Belgium's national budget will enjoy a windfall in 2024 thanks to an influx of requests to regularise undeclared income before 1 January 2024, which was the final deadline to do so without facing legal consequences.
A total of €894,252 million in undeclared income was regularised in 2023: over four times as much as the €208.8 million declared in 2022. This vast increase is largely due to the end of the "déclaration libératoire unique" procedure (DLU), which allowed for the regularisation of undeclared income without penalisation for failing to do so until that point.
There were 606 regularisation requests in December alone (worth €533.9 million), accounting for more than half of the total 1,024 requests throughout the year.
As a result, budgetary revenue will be twice as high as expected, jumping from a predicted €130 million to €260 million.
"The many measures that the government has taken in the fight against tax and social fraud are paying off," stated Finance Minister Vincent Van Peteghem (CD&V). "Once again it is clear that our approach in the fight against tax fraud works, and that we are working towards a fairer and more just tax system where everyone pays their fair share."
Impunity rules
Critics are not so sure the DLU has been such a noble effort. Although the mechanism entails a fine for previously failing to declare income, its appeal for would-be tax evaders lies in the legal immunity it offers.

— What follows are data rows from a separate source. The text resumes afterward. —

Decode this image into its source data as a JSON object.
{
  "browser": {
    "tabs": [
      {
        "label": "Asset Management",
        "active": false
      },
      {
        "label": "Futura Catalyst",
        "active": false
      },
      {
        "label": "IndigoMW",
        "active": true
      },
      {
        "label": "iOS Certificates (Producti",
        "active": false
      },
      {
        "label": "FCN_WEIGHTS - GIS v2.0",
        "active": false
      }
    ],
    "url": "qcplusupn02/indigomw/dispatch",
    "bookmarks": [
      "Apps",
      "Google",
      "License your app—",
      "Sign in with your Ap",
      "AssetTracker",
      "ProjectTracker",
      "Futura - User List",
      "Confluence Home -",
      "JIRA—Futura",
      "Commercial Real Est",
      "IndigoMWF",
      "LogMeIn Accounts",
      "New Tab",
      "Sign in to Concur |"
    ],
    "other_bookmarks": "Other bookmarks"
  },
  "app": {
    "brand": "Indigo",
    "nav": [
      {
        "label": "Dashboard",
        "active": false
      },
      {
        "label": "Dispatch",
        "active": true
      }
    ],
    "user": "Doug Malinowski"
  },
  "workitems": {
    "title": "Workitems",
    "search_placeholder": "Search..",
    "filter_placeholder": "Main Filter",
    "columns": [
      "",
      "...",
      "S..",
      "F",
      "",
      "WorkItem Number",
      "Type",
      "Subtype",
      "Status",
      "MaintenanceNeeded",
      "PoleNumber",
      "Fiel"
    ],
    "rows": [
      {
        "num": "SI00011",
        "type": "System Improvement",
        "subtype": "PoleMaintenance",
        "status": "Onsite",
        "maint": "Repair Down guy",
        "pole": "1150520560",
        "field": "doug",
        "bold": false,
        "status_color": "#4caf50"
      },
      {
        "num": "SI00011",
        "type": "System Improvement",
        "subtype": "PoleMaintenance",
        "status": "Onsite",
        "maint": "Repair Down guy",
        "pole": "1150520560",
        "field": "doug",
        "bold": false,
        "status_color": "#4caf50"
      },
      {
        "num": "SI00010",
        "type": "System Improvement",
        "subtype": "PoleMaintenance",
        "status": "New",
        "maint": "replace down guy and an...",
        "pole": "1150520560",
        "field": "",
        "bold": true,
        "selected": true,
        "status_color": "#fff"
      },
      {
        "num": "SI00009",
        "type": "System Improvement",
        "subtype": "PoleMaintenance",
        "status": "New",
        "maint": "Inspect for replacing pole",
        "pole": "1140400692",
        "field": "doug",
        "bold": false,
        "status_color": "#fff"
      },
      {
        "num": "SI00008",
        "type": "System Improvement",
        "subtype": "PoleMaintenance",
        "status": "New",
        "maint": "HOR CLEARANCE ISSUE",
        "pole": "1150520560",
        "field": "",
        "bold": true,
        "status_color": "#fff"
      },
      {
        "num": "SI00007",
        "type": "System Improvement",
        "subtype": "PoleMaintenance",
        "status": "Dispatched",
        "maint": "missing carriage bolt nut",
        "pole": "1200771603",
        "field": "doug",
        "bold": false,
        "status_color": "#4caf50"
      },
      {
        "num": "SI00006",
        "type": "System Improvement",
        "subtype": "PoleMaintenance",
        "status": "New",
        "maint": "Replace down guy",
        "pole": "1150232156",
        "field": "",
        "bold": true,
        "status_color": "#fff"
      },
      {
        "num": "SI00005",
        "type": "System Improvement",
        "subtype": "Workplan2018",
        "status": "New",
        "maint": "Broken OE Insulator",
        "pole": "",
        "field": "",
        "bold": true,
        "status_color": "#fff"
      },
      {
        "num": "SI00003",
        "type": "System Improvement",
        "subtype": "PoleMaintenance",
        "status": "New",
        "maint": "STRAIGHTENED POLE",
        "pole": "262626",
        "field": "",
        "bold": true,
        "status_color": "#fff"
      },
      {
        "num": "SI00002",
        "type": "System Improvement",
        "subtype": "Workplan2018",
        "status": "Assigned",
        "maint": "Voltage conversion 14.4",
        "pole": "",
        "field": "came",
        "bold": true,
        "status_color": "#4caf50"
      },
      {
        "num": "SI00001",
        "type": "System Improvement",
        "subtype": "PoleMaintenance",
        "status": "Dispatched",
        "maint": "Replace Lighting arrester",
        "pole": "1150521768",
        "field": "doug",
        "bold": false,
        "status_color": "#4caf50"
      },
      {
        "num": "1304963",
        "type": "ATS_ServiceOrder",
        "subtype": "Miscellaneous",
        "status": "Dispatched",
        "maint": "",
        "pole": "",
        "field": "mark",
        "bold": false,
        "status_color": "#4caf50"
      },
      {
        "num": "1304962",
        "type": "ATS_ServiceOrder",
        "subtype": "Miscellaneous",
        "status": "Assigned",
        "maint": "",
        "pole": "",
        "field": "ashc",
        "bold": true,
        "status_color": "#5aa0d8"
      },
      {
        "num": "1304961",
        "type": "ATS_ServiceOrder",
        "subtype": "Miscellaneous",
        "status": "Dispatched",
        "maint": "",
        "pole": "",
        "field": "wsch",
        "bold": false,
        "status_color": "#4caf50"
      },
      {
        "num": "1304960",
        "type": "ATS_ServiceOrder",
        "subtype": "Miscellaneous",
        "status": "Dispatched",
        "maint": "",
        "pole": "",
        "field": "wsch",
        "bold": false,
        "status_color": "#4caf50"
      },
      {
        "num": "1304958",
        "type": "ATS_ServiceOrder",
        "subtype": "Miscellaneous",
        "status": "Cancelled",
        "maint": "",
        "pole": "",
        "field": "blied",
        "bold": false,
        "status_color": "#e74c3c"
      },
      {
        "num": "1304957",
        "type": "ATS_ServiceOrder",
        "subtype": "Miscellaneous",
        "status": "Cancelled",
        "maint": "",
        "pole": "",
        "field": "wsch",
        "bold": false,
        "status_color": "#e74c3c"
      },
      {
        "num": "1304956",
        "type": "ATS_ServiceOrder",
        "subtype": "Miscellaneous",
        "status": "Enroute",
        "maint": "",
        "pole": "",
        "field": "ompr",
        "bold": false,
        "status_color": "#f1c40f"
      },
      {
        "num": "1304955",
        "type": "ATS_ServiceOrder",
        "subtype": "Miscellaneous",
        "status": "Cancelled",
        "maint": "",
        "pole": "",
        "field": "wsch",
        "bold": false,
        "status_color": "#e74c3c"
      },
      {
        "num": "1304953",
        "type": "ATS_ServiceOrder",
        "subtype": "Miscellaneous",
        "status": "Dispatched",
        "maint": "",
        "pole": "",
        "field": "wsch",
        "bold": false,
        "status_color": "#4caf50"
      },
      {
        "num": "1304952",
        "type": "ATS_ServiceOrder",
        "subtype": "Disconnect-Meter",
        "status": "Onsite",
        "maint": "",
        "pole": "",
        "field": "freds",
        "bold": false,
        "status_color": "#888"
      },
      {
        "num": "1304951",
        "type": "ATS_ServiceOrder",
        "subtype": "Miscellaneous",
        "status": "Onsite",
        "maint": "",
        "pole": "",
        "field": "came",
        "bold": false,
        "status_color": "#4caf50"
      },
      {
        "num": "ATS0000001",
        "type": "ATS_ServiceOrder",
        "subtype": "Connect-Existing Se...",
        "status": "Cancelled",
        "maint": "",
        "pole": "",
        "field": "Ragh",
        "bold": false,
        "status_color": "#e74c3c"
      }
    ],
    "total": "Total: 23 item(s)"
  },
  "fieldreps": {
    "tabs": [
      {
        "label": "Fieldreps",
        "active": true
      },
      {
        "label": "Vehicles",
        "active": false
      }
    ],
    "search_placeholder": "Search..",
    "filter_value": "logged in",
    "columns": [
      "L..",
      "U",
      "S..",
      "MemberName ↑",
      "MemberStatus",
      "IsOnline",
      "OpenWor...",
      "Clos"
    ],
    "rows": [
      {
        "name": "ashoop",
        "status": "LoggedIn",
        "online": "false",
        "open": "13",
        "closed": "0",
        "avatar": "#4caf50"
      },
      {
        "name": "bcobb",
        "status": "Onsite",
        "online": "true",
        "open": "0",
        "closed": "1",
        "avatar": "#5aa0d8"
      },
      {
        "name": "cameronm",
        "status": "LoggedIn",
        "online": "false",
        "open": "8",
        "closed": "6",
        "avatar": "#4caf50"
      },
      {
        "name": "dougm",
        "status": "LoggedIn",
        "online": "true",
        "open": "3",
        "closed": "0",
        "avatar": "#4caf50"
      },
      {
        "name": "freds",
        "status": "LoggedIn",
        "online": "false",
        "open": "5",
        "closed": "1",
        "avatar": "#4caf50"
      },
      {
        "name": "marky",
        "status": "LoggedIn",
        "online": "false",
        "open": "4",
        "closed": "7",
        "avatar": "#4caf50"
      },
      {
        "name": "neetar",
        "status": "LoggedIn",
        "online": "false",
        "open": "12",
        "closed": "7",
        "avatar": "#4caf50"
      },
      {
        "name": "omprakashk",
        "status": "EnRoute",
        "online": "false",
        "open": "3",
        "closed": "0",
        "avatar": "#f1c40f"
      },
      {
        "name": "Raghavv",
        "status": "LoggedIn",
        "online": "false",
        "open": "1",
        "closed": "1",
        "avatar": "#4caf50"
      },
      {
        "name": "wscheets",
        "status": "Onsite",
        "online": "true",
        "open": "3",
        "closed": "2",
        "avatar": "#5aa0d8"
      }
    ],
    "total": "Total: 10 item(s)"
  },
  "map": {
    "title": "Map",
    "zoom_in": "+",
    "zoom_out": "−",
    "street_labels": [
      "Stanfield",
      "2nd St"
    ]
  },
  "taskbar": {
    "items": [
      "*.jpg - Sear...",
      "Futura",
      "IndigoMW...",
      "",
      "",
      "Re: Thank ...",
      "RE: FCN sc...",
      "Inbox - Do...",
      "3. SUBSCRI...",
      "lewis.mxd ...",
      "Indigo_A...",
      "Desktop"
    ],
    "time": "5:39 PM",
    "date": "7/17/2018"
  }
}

The current DLU came into effect in January 2016 and is the fourth of its kind. The procedure allows taxpayers who have evaded tax to regularise their situation and benefit from a criminal amnesty. Rather than face prosecution, the person in question receives a fine which in serious cases can reach up to 75% of the amount declared.
When €2oo million was declared through the DLU in 2022, Vooruit Flemish MP Joris Vandenbroucke denounced the system as a way for tax fraudsters to regularise formerly criminal activity without facing any serious consequences. "It's not fair," he said at the time. "Vooruit advocates zero tolerance for fraudsters and so we are closing the door on regularisations for good next year. It is now up to Justice to step up and prosecute and punish tax fraudsters."
The DLU was never intended as a permanent framework. The Federal Government reasserted its temporary nature in its coalition agreement in 2020, and the Parliament voted to abolish it. The deadline that has just passed thus marks a finite end to the procedure.